Fra gli specialisti intervenuti in Bicocca, il dermatologo Torello Lotti ha parlato dell’efficacia delle citochine a basso dosaggio nel trattamento della psoriasi e della vitiligine, che è malattia invalidante presso molte culture nel mondo, mentre l’oculista Andrea Basile ha illustrato un’innovativa metodica di cura messa a punto nell’unità ospedaliera di Abbiategrasso, che combina due farmaci omeopatici – Solanum compositum e Galium Heel – per affrontare una grave affezione dell’occhio, la corioretinopatia sierosa centrale. Una malattia contro la quale i farmaci allopatici e la chirurgia laser “avevano dato risultati solo parzialmente rispondenti alle attese e non scevri da effetti avversi anche gravi”. Invece, Solanum e Galium si stanno rivelando estremamente efficaci e dei 13 pazienti oggetto di cure nel periodo gennaio-ottobre 2015, “12 sono notevolmente migliorati nell’arco di pochissimi mesi.
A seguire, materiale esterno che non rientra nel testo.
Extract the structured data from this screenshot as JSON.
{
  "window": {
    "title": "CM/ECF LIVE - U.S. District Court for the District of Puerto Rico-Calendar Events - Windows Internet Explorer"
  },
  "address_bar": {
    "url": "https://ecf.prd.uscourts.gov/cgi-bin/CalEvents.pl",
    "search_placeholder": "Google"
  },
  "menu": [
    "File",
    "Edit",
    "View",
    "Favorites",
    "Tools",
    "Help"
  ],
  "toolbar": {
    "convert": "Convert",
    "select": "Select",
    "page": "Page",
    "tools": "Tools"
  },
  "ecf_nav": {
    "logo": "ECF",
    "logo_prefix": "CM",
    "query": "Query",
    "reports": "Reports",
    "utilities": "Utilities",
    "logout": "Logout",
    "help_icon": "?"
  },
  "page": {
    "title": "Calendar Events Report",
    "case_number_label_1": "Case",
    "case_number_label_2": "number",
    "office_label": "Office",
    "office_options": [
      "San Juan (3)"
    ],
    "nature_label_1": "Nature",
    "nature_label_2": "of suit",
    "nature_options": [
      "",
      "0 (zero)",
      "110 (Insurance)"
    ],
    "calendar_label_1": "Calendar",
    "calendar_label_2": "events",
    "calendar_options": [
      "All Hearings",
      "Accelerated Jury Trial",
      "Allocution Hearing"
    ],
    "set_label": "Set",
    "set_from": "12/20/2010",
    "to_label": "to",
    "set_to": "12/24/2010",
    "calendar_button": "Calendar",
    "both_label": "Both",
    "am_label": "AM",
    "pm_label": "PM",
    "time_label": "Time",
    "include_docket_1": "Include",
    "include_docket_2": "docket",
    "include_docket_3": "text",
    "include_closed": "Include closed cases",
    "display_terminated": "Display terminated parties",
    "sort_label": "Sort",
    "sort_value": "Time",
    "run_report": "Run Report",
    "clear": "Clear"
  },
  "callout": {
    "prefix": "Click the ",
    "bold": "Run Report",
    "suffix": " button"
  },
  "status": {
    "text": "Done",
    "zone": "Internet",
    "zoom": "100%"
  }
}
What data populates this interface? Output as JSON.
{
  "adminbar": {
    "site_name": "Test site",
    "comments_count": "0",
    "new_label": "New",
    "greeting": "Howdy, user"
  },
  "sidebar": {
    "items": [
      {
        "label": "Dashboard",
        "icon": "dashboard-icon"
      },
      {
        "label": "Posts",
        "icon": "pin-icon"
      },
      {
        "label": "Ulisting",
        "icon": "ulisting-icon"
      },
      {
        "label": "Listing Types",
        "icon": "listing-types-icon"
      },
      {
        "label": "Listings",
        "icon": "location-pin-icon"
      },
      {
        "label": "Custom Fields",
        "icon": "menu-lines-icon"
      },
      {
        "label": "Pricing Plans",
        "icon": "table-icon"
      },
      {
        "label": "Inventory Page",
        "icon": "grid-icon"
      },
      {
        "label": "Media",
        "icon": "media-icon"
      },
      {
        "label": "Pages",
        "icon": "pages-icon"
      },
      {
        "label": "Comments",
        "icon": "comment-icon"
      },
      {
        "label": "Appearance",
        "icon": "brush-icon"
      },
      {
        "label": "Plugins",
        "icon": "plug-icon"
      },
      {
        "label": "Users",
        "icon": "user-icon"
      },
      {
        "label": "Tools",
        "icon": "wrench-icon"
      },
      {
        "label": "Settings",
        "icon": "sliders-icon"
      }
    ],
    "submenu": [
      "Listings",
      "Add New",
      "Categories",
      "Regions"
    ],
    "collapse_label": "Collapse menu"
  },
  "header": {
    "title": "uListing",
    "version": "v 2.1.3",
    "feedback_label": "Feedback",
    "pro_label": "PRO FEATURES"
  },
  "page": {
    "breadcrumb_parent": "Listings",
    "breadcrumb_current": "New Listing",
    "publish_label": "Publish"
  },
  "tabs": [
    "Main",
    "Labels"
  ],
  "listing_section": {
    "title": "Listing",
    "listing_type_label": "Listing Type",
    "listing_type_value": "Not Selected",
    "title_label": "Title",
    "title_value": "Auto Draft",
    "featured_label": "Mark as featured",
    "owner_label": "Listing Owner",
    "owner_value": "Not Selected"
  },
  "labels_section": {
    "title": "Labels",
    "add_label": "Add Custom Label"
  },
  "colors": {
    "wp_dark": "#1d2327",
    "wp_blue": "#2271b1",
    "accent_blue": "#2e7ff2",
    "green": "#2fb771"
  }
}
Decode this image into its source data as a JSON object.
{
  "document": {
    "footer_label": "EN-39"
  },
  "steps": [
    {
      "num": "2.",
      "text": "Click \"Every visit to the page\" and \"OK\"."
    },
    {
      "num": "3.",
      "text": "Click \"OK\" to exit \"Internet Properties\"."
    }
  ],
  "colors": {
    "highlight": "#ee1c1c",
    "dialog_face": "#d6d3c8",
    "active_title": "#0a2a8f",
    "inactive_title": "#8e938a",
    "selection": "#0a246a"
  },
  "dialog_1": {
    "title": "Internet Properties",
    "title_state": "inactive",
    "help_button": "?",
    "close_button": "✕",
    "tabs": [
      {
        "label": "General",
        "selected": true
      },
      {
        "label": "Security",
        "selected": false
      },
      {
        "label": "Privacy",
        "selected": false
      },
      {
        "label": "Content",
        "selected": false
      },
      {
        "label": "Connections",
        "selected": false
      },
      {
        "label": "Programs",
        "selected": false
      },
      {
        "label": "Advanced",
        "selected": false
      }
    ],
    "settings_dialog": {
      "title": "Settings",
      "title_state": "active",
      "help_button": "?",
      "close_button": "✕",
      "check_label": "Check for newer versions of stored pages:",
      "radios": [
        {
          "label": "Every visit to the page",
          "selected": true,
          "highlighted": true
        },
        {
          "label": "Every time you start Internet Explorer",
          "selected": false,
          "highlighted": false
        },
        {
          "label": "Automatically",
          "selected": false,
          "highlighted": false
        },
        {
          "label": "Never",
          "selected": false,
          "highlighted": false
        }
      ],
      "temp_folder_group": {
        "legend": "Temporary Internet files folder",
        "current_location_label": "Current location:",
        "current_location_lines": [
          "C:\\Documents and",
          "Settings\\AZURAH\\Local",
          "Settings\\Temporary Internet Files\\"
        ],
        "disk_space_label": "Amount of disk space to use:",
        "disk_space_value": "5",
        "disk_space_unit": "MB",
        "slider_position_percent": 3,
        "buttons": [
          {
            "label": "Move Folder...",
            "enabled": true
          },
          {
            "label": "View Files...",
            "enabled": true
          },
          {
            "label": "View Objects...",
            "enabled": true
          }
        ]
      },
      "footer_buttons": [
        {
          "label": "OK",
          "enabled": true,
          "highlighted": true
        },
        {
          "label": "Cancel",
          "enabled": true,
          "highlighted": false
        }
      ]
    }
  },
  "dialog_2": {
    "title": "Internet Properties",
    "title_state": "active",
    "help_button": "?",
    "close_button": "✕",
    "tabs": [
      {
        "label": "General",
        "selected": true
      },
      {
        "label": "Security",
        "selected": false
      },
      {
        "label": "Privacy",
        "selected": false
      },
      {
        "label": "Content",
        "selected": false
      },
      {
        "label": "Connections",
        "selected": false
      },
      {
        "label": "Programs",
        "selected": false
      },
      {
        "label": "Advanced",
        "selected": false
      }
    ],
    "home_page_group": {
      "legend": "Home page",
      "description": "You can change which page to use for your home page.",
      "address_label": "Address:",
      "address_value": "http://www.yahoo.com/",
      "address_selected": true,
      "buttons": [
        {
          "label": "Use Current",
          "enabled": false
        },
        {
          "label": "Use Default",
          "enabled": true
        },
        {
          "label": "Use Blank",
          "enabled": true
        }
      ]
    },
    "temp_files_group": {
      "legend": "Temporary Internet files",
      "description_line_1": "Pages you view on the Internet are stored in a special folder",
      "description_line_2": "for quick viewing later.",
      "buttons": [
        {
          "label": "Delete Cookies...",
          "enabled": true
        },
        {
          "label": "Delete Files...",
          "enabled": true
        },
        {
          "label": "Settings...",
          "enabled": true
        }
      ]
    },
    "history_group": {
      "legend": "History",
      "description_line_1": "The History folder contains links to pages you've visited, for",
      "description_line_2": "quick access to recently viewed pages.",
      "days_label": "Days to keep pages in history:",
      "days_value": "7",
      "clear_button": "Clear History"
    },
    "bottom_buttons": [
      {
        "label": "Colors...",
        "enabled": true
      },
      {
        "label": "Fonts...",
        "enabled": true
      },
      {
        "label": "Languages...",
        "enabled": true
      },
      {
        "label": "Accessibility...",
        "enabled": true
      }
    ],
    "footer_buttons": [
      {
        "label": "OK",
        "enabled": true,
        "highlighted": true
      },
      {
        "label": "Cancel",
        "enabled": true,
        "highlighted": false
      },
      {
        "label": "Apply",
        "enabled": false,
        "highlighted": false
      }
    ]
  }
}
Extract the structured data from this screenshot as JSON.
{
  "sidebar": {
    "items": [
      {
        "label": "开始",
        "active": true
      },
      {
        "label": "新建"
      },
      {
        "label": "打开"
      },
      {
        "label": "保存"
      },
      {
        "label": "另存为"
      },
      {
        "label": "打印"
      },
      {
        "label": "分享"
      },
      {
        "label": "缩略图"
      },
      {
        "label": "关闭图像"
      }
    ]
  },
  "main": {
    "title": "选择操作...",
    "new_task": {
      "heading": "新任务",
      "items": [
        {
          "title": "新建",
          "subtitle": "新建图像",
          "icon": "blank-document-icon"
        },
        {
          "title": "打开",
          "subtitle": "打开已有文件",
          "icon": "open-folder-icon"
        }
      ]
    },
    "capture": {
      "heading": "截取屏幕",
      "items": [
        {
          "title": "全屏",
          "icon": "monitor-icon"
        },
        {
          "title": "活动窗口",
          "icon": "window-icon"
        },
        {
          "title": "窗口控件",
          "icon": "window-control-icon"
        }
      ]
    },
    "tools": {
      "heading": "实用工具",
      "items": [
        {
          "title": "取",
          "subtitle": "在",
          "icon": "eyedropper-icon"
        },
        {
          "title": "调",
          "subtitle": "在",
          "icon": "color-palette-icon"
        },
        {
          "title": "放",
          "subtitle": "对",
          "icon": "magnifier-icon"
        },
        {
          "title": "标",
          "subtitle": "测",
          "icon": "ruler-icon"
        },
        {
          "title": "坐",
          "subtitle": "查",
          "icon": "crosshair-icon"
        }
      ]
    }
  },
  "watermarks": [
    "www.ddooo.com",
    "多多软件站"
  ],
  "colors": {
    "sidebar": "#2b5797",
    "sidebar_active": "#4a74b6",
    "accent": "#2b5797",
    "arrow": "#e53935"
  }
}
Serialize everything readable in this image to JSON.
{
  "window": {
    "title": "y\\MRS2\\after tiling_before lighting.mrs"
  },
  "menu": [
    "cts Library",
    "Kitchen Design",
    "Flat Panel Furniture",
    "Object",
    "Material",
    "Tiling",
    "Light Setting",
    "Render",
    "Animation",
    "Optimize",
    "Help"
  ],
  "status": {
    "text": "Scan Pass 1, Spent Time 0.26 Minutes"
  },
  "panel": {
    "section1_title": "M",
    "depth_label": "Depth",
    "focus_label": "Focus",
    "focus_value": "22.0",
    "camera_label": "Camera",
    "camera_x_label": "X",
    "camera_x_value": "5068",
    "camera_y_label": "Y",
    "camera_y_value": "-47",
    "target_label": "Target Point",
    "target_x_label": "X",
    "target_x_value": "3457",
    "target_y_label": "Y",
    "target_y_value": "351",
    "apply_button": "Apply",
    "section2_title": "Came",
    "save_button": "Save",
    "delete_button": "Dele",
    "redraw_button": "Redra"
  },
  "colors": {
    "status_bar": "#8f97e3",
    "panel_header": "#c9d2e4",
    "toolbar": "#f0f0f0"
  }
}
Oltretutto, l’unico che non ha dato esiti positivi ha ammesso di non aver seguito correttamente la terapia”, ha precisato Basile.

Resta il fatto che l’omeopatia paga ancora il retaggio del lungo isolamento cui è stata costretta per molti anni e resta abbastanza lontana dalle facoltà italiane di Medicina, come ha chiarito l’angiologo Cesare Santi: “I professionisti si avvicinano a questa disciplina solo dopo aver maturato una certa disillusione nei confronti delle terapie allopatiche”. Il che significa che i giovani, spesso, non riescono ad accedere a questi studi. Anche se qualcosa sta cambiando, come ha ricordato il neurologo Leonello Milani, e negli ultimi 4-5 anni sono stati attivati master di I e II livello post lauream presso le Università della Calabria (la prima a istituirli), del Piemonte Orientale (Novara), di Roma (La Sapienza), Bologna, Parma, Siena, Verona. L’omeopatia sta entrando dunque anche all’interno del mondo accademico, favorita probabilmente da un certo successo di mercato (gli atenei ormai ragionano come aziende). Ma con una certa fatica, e a diluizioni ancora molto alte.